Watermelon and mint gazpacho (4 servings):
- 600 g vine tomatoes
- 500 g watermelon flesh
- 35 g onion
- 40 g green peppers
- small clove of garlic
- 1 spoonful Olive Oil
- 2/3 tsp salt
- Dice the onion and pepper. Add the garlic.
- Dice the tomatoes and place in the food processor. Add the tomato, garlic, onion and pepper. Blitz until the mixture is smooth. If you prefer, pass through a sieve to make smoother.
- Remove pips from the watermelon and add the pieces to the mix together with the salt, oil and vinegar.
- Leave to rest for a couple of hours in the fridge, and it’s ready to eat!
* This recipe can be altered by adding mango and coriander rather than watermelon and mint, giving a much more intense flavour.

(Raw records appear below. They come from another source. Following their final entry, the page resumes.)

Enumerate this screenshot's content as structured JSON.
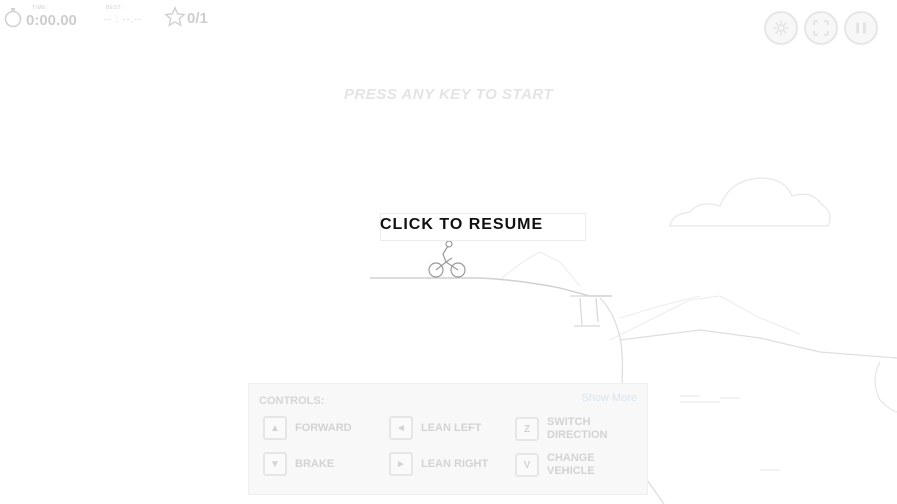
{
  "hud": {
    "time_label": "TIME:",
    "time_value": "0:00.00",
    "best_label": "BEST:",
    "best_value": "-- : --.--",
    "stars": "0/1"
  },
  "top_buttons": {
    "settings_icon": "gear-icon",
    "fullscreen_icon": "fullscreen-icon",
    "pause_icon": "pause-icon"
  },
  "messages": {
    "press_start": "PRESS ANY KEY TO START",
    "click_resume": "CLICK TO RESUME"
  },
  "controls": {
    "title": "CONTROLS:",
    "show_more": "Show More",
    "items": [
      {
        "key": "▲",
        "label": "FORWARD"
      },
      {
        "key": "◄",
        "label": "LEAN LEFT"
      },
      {
        "key": "Z",
        "label": "SWITCH\nDIRECTION"
      },
      {
        "key": "▼",
        "label": "BRAKE"
      },
      {
        "key": "►",
        "label": "LEAN RIGHT"
      },
      {
        "key": "V",
        "label": "CHANGE\nVEHICLE"
      }
    ]
  },
  "colors": {
    "background": "#ffffff",
    "faded_ui": "#cfcfcf",
    "resume_text": "#111111",
    "show_more_link": "#d9e4f2"
  }
}
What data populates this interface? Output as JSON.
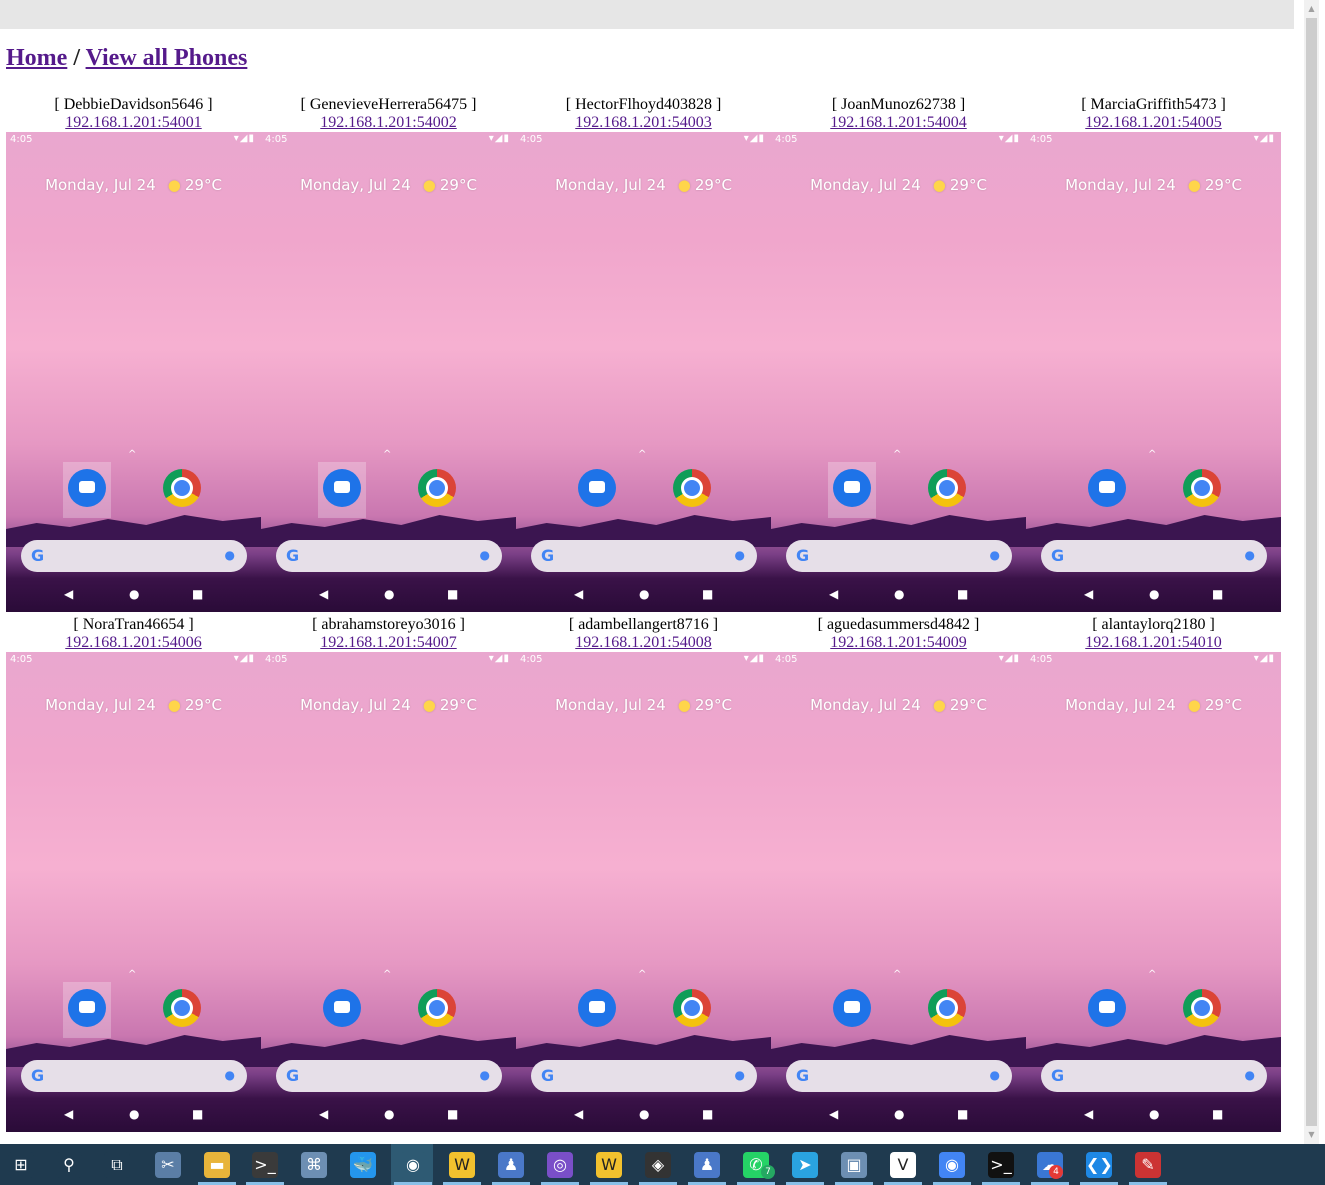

Coconut ajoblanco (4 servings):
- 126 g raw almonds
- 1 slice stale bread
- clove of garlic
- 150 g coconut milk
- 80 g ice
- 100 ml olive oil
- Jerez vinegar
- Salt
- Marinated salmon
- Whisk the almonds, the bread soaked in water, the garlic and coconut milk. Once whisked, add the ice and crush.
- Add the salt and vinegar to taste and the oil, and mix with a wooden spoon.
- Serve well chilled, in small glasses, topped with the chopped marinated salmon for decoration.